Reality Check: Has the EU had its accounts signed off?
- Published
Claim: The European Union is so corrupt that the European Court of Auditors has not signed off its accounts for 20 years.
Reality Check verdict: The Court of Auditors has signed the EU accounts every year since 2007, while pointing out that EU countries, once they receive the EU funds, misuse about 4.4% of the total budget.
At Prime Minister's Questions, Shipley MP Philip Davies supported David Cameron's comments about Nigeria and Afghanistan being corrupt and asked: "Can he tell us where he has the European Union in his league table of corruption given they haven't had their accounts signed off for 20 years."
The EU's accounts are scrutinised by the Court of Auditors, which checks whether they correctly reflect the spending of the EU budget.
The latest report, external, published in 2015 for accounts in 2014, explicitly said that the auditors were "signing off the accounts" as they have done every year since 2007.

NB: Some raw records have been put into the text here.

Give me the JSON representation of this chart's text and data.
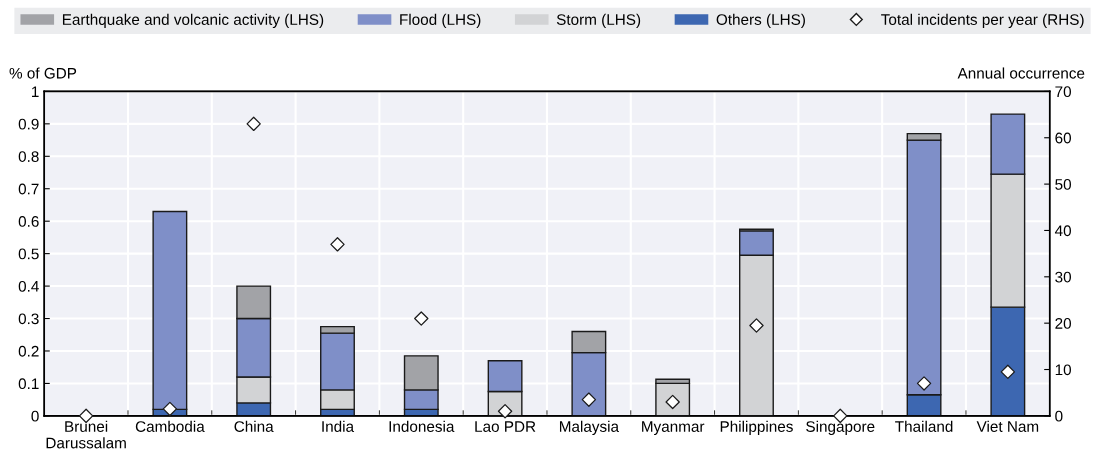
{
  "chart_data": {
    "type": "bar",
    "stacked": true,
    "ylabel": "% of GDP",
    "y2label": "Annual occurrence",
    "categories": [
      "Brunei\nDarussalam",
      "Cambodia",
      "China",
      "India",
      "Indonesia",
      "Lao PDR",
      "Malaysia",
      "Myanmar",
      "Philippines",
      "Singapore",
      "Thailand",
      "Viet Nam"
    ],
    "series": [
      {
        "name": "Others (LHS)",
        "color": "#3d67b1",
        "values": [
          0,
          0.02,
          0.04,
          0.02,
          0.02,
          0,
          0,
          0,
          null,
          0,
          0.065,
          0.335
        ]
      },
      {
        "name": "Storm (LHS)",
        "color": "#d2d3d5",
        "values": [
          0,
          0,
          0.08,
          0.06,
          0,
          0.075,
          0,
          0.1,
          0.495,
          0,
          0,
          0.41
        ]
      },
      {
        "name": "Flood (LHS)",
        "color": "#7f8fc8",
        "values": [
          0,
          0.61,
          0.18,
          0.175,
          0.06,
          0.095,
          0.195,
          0,
          0.075,
          0,
          0.785,
          0.185
        ]
      },
      {
        "name": "Earthquake and volcanic activity (LHS)",
        "color": "#a2a3a7",
        "values": [
          0,
          0,
          0.1,
          0.02,
          0.105,
          0,
          0.065,
          0.013,
          0.005,
          0,
          0.02,
          0
        ]
      },
      {
        "name": "Total incidents per year (RHS)",
        "type": "scatter",
        "axis": "y2",
        "marker": "diamond",
        "color": "#ffffff",
        "values": [
          0,
          1.5,
          63,
          37,
          21,
          1,
          3.5,
          3,
          19.5,
          0,
          7,
          9.5
        ]
      }
    ],
    "ylim": [
      0,
      1
    ],
    "yticks": [
      0,
      0.1,
      0.2,
      0.3,
      0.4,
      0.5,
      0.6,
      0.7,
      0.8,
      0.9,
      1
    ],
    "y2lim": [
      0,
      70
    ],
    "y2ticks": [
      0,
      10,
      20,
      30,
      40,
      50,
      60,
      70
    ],
    "grid": true,
    "legend": "top"
  }
}
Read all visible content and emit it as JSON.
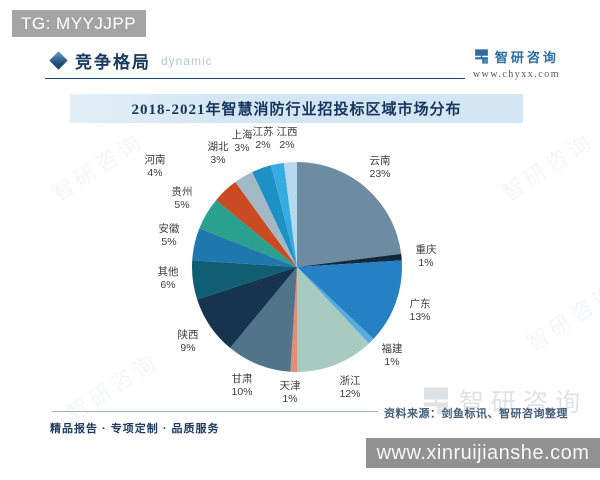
{
  "top_badge": {
    "text": "TG: MYYJJPP"
  },
  "header": {
    "section_title": "竞争格局",
    "watermark_word": "dynamic",
    "brand_name": "智研咨询",
    "brand_site": "www.chyxx.com"
  },
  "chart_data": {
    "type": "pie",
    "title": "2018-2021年智慧消防行业招投标区域市场分布",
    "value_unit": "%",
    "legend_position": "none",
    "start_angle_deg": -90,
    "direction": "clockwise",
    "slices": [
      {
        "region": "云南",
        "value": 23,
        "color": "#6d8ca1"
      },
      {
        "region": "重庆",
        "value": 1,
        "color": "#14293d"
      },
      {
        "region": "广东",
        "value": 13,
        "color": "#2580c4"
      },
      {
        "region": "福建",
        "value": 1,
        "color": "#58abdc"
      },
      {
        "region": "浙江",
        "value": 12,
        "color": "#a7cbc0"
      },
      {
        "region": "天津",
        "value": 1,
        "color": "#e28e76"
      },
      {
        "region": "甘肃",
        "value": 10,
        "color": "#51748a"
      },
      {
        "region": "陕西",
        "value": 9,
        "color": "#163450"
      },
      {
        "region": "其他",
        "value": 6,
        "color": "#0f5e73"
      },
      {
        "region": "安徽",
        "value": 5,
        "color": "#1e78ae"
      },
      {
        "region": "贵州",
        "value": 5,
        "color": "#2aa18f"
      },
      {
        "region": "河南",
        "value": 4,
        "color": "#ca4a21"
      },
      {
        "region": "湖北",
        "value": 3,
        "color": "#a3bac6"
      },
      {
        "region": "上海",
        "value": 3,
        "color": "#1d91c6"
      },
      {
        "region": "江苏",
        "value": 2,
        "color": "#36abe2"
      },
      {
        "region": "江西",
        "value": 2,
        "color": "#b7d9ee"
      }
    ]
  },
  "footer": {
    "source_text": "资料来源：剑鱼标讯、智研咨询整理",
    "slogan": "精品报告 · 专项定制 · 品质服务",
    "watermark_brand": "智研咨询",
    "bottom_bar_text": "www.xinruijianshe.com"
  },
  "colors": {
    "badge_bg": "#a4a4a4",
    "banner_bg": "#d4e6f3",
    "header_line": "#1c4971",
    "brand_blue": "#2d6ca3",
    "bar_bg": "#919191",
    "source_line": "#9fb3c2",
    "text_dark": "#173a5e"
  }
}
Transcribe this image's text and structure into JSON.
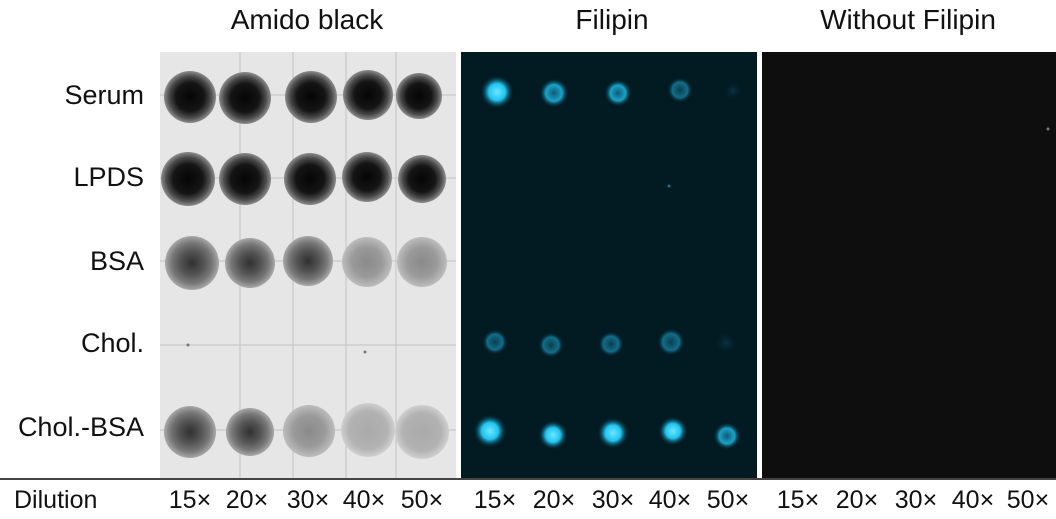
{
  "titles": {
    "amido": "Amido black",
    "filipin": "Filipin",
    "without": "Without Filipin"
  },
  "rows": [
    "Serum",
    "LPDS",
    "BSA",
    "Chol.",
    "Chol.-BSA"
  ],
  "dilution_label": "Dilution",
  "dilutions": [
    "15×",
    "20×",
    "30×",
    "40×",
    "50×"
  ],
  "colors": {
    "amido_bg": "#e8e8e8",
    "filipin_bg": "#021820",
    "filipin_spot": "#1ec8f0",
    "without_bg": "#0d0d0d"
  }
}
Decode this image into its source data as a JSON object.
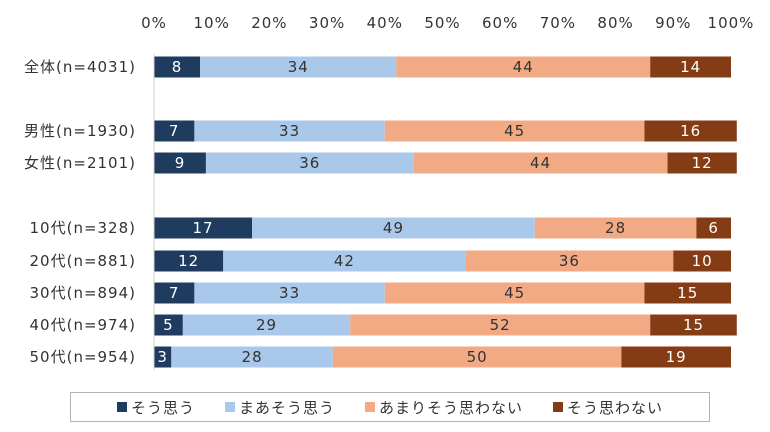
{
  "chart_data": {
    "type": "bar",
    "orientation": "horizontal",
    "stacked": "percent",
    "xlim": [
      0,
      100
    ],
    "x_ticks": [
      "0%",
      "10%",
      "20%",
      "30%",
      "40%",
      "50%",
      "60%",
      "70%",
      "80%",
      "90%",
      "100%"
    ],
    "categories": [
      "全体(n=4031)",
      "男性(n=1930)",
      "女性(n=2101)",
      "10代(n=328)",
      "20代(n=881)",
      "30代(n=894)",
      "40代(n=974)",
      "50代(n=954)"
    ],
    "series": [
      {
        "name": "そう思う",
        "color": "#1f3c5e",
        "label_color": "#ffffff",
        "values": [
          8,
          7,
          9,
          17,
          12,
          7,
          5,
          3
        ]
      },
      {
        "name": "まあそう思う",
        "color": "#a9c8ea",
        "label_color": "#333333",
        "values": [
          34,
          33,
          36,
          49,
          42,
          33,
          29,
          28
        ]
      },
      {
        "name": "あまりそう思わない",
        "color": "#f2aa84",
        "label_color": "#333333",
        "values": [
          44,
          45,
          44,
          28,
          36,
          45,
          52,
          50
        ]
      },
      {
        "name": "そう思わない",
        "color": "#843c14",
        "label_color": "#ffffff",
        "values": [
          14,
          16,
          12,
          6,
          10,
          15,
          15,
          19
        ]
      }
    ],
    "grid": false,
    "legend_position": "bottom"
  }
}
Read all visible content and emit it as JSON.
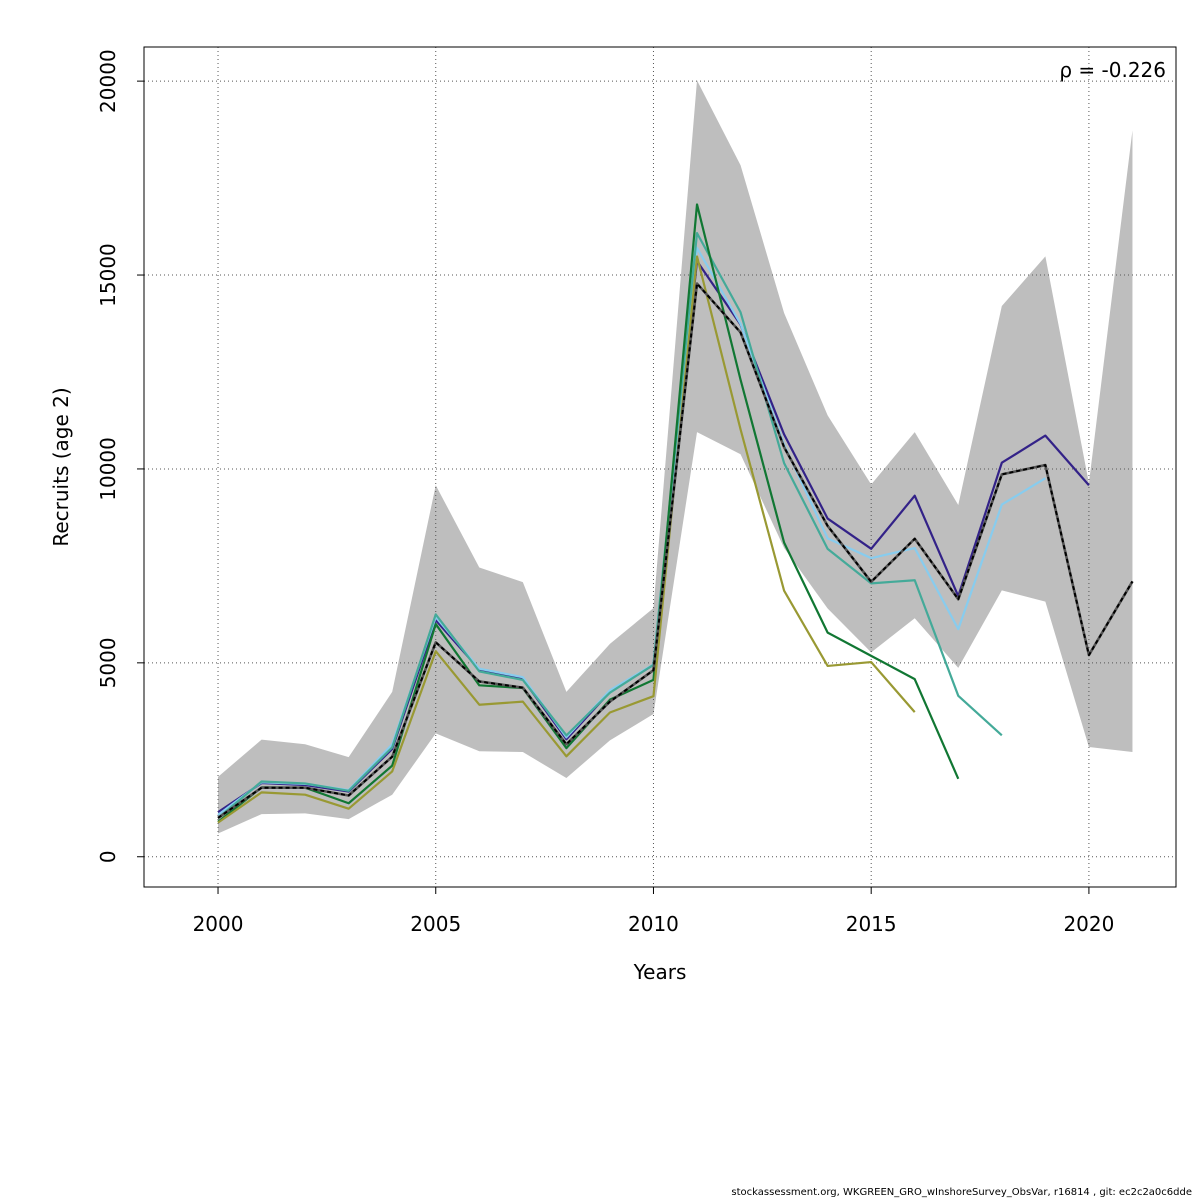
{
  "chart_data": {
    "type": "line",
    "xlabel": "Years",
    "ylabel": "Recruits (age 2)",
    "xlim": [
      1998.3,
      2022.0
    ],
    "ylim": [
      -780,
      20880
    ],
    "xticks": [
      2000,
      2005,
      2010,
      2015,
      2020
    ],
    "xtick_labels": [
      "2000",
      "2005",
      "2010",
      "2015",
      "2020"
    ],
    "yticks": [
      0,
      5000,
      10000,
      15000,
      20000
    ],
    "ytick_labels": [
      "0",
      "5000",
      "10000",
      "15000",
      "20000"
    ],
    "grid": true,
    "annotation": "ρ = -0.226",
    "confidence_band": {
      "x": [
        2000,
        2001,
        2002,
        2003,
        2004,
        2005,
        2006,
        2007,
        2008,
        2009,
        2010,
        2011,
        2012,
        2013,
        2014,
        2015,
        2016,
        2017,
        2018,
        2019,
        2020,
        2021
      ],
      "lower": [
        600,
        1100,
        1120,
        970,
        1600,
        3180,
        2720,
        2700,
        2030,
        3000,
        3680,
        10950,
        10380,
        7960,
        6400,
        5270,
        6150,
        4870,
        6870,
        6580,
        2830,
        2700
      ],
      "upper": [
        2060,
        3020,
        2900,
        2570,
        4250,
        9580,
        7460,
        7080,
        4250,
        5490,
        6410,
        20020,
        17830,
        14020,
        11380,
        9600,
        10950,
        9070,
        14200,
        15480,
        9630,
        18730
      ],
      "color": "#bebebe"
    },
    "series": [
      {
        "color": "#000000",
        "dashed": true,
        "x": [
          2000,
          2001,
          2002,
          2003,
          2004,
          2005,
          2006,
          2007,
          2008,
          2009,
          2010,
          2011,
          2012,
          2013,
          2014,
          2015,
          2016,
          2017,
          2018,
          2019,
          2020,
          2021
        ],
        "values": [
          1000,
          1780,
          1780,
          1580,
          2580,
          5530,
          4520,
          4360,
          2900,
          4000,
          4810,
          14780,
          13520,
          10560,
          8530,
          7090,
          8200,
          6640,
          9860,
          10100,
          5200,
          7100
        ]
      },
      {
        "color": "#332288",
        "dashed": false,
        "x": [
          2000,
          2001,
          2002,
          2003,
          2004,
          2005,
          2006,
          2007,
          2008,
          2009,
          2010,
          2011,
          2012,
          2013,
          2014,
          2015,
          2016,
          2017,
          2018,
          2019,
          2020
        ],
        "values": [
          1150,
          1900,
          1850,
          1680,
          2780,
          6100,
          4830,
          4580,
          3030,
          4250,
          4950,
          15360,
          13720,
          10890,
          8720,
          7940,
          9310,
          6720,
          10160,
          10860,
          9580
        ]
      },
      {
        "color": "#88ccee",
        "dashed": false,
        "x": [
          2000,
          2001,
          2002,
          2003,
          2004,
          2005,
          2006,
          2007,
          2008,
          2009,
          2010,
          2011,
          2012,
          2013,
          2014,
          2015,
          2016,
          2017,
          2018,
          2019
        ],
        "values": [
          1080,
          1920,
          1880,
          1720,
          2900,
          6180,
          4850,
          4630,
          3080,
          4290,
          4960,
          15700,
          13740,
          10620,
          8210,
          7700,
          7960,
          5870,
          9080,
          9760
        ]
      },
      {
        "color": "#44aa99",
        "dashed": false,
        "x": [
          2000,
          2001,
          2002,
          2003,
          2004,
          2005,
          2006,
          2007,
          2008,
          2009,
          2010,
          2011,
          2012,
          2013,
          2014,
          2015,
          2016,
          2017,
          2018
        ],
        "values": [
          1000,
          1940,
          1890,
          1700,
          2820,
          6250,
          4780,
          4560,
          3130,
          4230,
          4950,
          16080,
          14040,
          10150,
          7940,
          7050,
          7130,
          4150,
          3130
        ]
      },
      {
        "color": "#117733",
        "dashed": false,
        "x": [
          2000,
          2001,
          2002,
          2003,
          2004,
          2005,
          2006,
          2007,
          2008,
          2009,
          2010,
          2011,
          2012,
          2013,
          2014,
          2015,
          2016,
          2017
        ],
        "values": [
          900,
          1790,
          1780,
          1380,
          2350,
          6000,
          4420,
          4350,
          2800,
          4050,
          4560,
          16820,
          12300,
          8100,
          5780,
          5180,
          4580,
          2010
        ]
      },
      {
        "color": "#999933",
        "dashed": false,
        "x": [
          2000,
          2001,
          2002,
          2003,
          2004,
          2005,
          2006,
          2007,
          2008,
          2009,
          2010,
          2011,
          2012,
          2013,
          2014,
          2015,
          2016
        ],
        "values": [
          880,
          1660,
          1600,
          1240,
          2200,
          5300,
          3920,
          4000,
          2590,
          3720,
          4140,
          15480,
          11020,
          6860,
          4920,
          5020,
          3730
        ]
      }
    ]
  },
  "footer": "stockassessment.org, WKGREEN_GRO_wInshoreSurvey_ObsVar, r16814 , git: ec2c2a0c6dde"
}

The Court did point out that some of the funds - 4.4% of the total in 2014 - were not used in accordance with the EU rules. But it stressed that this "is not a measure of fraud, inefficiency or waste", but money that: "should not have been paid out because it was not used in accordance with the applicable rules and regulations".
The auditors said typical cases involved roads or airports that attracted insufficient traffic.
'Poor value for money'
It is important to stress that around 80% of the EU budget is managed by member states themselves, and not by EU institutions. The EU transfers funds to the national treasuries and then the countries themselves decide which projects to spend the money on. The auditors have called on EU countries to take more care in their spending.
In 2014, the court found that €666m (£524m) from the EU fund that is given to countries to finance projects in underdeveloped areas, was "poor value for money". Poland, for example, built three airports, in Lodz, Rzeszow and Lublin, which have received more than €100m of EU funding, but which have not attracted enough customers to keep them in business.
In 2012, a mountain lift was constructed in the Sicilian village of Sutera, to improve access to a mountain monastery to attract tourism. The project reportedly received around €2m of EU regional development money. However, due to high operating costs, the lift has never been in use.
There are UK-based examples too. In 2008, the Canolfan Cywain rural heritage centre opened in Gwynedd, Wales, after it received £900,000 from the EU structural development fund. It ran into financial difficulties in September 2011 and closed a year later.
On 28 April 2016, the House of Commons Public Accounts Committee called on the UK government to improve how it spends EU funds.
The committee found that UK departments contribute "additional complexity" to the implementation of EU programmes, especially agricultural and rural development ones, which also drives up errors. The errors have cost the UK government "at least £650m" in penalties, to the European Commission, over the past decade.
Detecting fraud
If the auditors do suspect corruption, they pass the cases to OLAF, the EU's anti-fraud office, external. According to the latest figures provided by the Commission, fraud affects 0.2% of the EU's annual spending. The estimated cost of fraudulent irregularities was €248m in 2013.
For comparison, the UK National Audit Office says fraud across UK government was equivalent to only 0.02% of total expenditure: it ranged from £27.5m to £72.9m, depending on the source, from a total expenditure of £306bn.
OLAF says it completed 3,500 investigations, which led to the recovery of more than €1.1bn for the EU budget and a total of 900 years of prison sentences since 1999.
A separate NAO report estimated that the Department for Work and Pensions' fraud and error rate was 1.9% and HMRC's was 4.4% on its spending on benefits and tax credits in 2013-14. The report does not say how much was due to fraud and how much was due to error.